Abstract

"“Bonds Negotiated in the Grossest Fraud”: Fraud, Corruption, Trust, and Mississippi State Debt in the Antebellum United States"

David Thomson, Sacred Heart University (david.kelley.thomson@gmail.com)

In 1820, total United States state indebtedness numbered some $12.7 million. By 1840, U.S. state debt reached more than $170 million. But then it came crashing down. Overextended states could no longer make their interest payments to creditors. Eight US states and one future state (the territory of Florida) repudiated their debts (in part or in full) while another five states barely avoided repudiation. Mississippi acted as one of the chief repudiators, an action that has carried with it legal repercussions up to the present. Central to the repudiation argument put forth by the state of Mississippi was the claim that the bond sales undertaken by the Second Bank of the United States (BUS) under Nicholas Biddle on behalf of the state perpetuated a fraud because the bonds were sold at times below par, violating the terms of the bond issuance by the state legislature. Such sales largely involved European financial institutions. After all, the U.S. state bond market in the antebellum period proved a fruitful ground of investment for European capitalists. As the debt and defaults mounted for Mississippi, however, conflict increased between the repudiating state and European financiers. British and Dutch banks worked extensively to get Mississippi to “come right” by honoring their debts. These firms and their American agents placed a significant emphasis on notions of honor and Christian faith in the face of Mississippi’s claims of fraud and corruption on the part of the BUS and their European partners.
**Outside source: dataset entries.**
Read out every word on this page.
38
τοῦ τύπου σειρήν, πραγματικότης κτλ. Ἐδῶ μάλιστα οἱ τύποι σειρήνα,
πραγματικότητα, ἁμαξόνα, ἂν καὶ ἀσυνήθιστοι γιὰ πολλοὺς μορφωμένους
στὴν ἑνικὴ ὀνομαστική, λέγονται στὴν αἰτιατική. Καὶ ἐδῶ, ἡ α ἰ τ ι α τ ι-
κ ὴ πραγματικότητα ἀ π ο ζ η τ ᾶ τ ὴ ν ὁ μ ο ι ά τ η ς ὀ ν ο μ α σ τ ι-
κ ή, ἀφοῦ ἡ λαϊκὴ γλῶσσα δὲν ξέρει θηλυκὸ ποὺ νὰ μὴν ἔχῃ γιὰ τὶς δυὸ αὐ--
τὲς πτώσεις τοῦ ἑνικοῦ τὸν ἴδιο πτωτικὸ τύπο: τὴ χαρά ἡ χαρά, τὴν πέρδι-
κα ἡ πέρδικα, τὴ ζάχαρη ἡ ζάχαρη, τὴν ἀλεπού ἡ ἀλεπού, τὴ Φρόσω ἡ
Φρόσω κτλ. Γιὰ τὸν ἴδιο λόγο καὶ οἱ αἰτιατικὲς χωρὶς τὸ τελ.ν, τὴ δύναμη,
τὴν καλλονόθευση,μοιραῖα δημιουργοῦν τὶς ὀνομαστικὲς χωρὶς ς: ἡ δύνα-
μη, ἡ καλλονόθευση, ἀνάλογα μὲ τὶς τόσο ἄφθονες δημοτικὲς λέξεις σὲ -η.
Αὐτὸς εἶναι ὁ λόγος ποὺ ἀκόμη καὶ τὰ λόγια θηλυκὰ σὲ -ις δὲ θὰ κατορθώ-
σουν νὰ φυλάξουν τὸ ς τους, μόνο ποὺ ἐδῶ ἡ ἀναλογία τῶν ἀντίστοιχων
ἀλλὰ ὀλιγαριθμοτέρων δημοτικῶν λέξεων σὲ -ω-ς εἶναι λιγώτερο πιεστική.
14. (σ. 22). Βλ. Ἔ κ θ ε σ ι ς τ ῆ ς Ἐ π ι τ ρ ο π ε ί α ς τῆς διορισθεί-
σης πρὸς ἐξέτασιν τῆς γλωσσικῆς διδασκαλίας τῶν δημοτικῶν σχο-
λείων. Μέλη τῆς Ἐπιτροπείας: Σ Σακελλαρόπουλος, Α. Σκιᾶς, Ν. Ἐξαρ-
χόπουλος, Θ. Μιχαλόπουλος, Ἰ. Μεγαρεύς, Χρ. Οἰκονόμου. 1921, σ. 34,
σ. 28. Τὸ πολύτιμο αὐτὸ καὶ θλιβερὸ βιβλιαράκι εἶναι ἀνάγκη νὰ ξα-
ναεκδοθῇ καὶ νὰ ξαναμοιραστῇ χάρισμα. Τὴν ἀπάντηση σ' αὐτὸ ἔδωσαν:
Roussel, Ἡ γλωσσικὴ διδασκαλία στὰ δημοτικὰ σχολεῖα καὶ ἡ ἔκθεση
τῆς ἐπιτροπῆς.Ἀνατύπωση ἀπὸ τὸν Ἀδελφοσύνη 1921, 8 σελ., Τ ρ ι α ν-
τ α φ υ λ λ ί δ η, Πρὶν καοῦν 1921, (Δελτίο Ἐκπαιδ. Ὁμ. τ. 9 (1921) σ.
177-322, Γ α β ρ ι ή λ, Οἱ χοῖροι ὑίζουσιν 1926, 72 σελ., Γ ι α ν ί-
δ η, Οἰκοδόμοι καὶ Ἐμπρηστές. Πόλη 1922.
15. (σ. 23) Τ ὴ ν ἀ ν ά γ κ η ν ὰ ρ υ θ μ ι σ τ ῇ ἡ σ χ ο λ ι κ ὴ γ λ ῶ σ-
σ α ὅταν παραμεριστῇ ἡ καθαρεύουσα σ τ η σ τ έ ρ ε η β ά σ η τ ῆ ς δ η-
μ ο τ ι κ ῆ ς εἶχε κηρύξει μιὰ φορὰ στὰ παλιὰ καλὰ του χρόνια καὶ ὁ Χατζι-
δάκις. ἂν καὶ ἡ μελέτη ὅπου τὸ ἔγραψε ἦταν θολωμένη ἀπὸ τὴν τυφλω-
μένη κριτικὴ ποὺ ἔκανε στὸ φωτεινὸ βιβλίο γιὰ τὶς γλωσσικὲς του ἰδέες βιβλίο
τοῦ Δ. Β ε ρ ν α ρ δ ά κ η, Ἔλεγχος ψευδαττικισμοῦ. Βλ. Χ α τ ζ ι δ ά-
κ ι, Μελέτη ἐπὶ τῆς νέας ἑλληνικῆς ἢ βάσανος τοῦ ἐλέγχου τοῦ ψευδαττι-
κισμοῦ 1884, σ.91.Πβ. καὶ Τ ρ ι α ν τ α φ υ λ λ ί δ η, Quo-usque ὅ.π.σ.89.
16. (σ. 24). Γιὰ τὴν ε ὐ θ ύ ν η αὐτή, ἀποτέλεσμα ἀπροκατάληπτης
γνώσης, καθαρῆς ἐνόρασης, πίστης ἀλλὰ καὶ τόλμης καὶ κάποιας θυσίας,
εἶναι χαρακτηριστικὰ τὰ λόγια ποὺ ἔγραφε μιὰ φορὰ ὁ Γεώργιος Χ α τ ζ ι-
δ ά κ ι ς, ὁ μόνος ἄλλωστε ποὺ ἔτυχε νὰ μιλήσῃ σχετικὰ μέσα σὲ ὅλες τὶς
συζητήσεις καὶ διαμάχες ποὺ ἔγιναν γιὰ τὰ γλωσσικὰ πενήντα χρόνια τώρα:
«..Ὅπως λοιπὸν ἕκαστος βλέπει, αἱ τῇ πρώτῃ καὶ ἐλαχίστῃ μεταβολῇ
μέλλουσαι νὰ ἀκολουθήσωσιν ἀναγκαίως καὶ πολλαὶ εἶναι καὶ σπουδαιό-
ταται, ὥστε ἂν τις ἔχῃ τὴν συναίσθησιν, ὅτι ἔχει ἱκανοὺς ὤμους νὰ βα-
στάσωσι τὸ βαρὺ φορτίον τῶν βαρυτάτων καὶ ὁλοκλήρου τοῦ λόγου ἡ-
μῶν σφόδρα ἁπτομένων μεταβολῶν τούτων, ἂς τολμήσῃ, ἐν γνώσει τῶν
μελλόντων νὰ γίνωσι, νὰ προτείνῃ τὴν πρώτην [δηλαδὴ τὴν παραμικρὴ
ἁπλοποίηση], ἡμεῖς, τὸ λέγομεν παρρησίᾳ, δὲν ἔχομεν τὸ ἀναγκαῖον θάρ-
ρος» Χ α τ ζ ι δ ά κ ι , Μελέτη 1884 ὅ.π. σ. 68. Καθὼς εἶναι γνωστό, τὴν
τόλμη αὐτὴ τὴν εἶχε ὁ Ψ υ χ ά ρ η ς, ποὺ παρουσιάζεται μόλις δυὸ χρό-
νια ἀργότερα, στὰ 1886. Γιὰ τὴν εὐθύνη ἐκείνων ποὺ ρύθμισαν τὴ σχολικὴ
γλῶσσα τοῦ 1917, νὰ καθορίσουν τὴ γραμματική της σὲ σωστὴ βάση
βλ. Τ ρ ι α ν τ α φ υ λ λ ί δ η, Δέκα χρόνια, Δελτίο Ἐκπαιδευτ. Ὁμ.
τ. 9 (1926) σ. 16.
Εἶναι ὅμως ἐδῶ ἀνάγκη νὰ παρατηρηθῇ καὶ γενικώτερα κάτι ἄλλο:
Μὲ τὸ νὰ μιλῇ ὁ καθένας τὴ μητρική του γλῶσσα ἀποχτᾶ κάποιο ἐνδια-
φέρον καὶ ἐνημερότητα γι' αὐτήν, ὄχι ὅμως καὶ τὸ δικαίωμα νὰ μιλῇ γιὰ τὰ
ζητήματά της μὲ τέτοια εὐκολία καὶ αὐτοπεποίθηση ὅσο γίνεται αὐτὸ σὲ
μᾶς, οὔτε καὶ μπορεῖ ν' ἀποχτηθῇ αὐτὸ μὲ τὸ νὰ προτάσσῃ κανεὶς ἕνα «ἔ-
By looking at government (legislative and judicial) and financial archives, this paper explores the power of language centered around fraud, corruption, trust, and honor in the antebellum United States. Such a case study reveals not just an interesting moment in transatlantic financial and political communities during the antebellum period, but the increasing importance of US state debt in finance capitalism by the 1840s.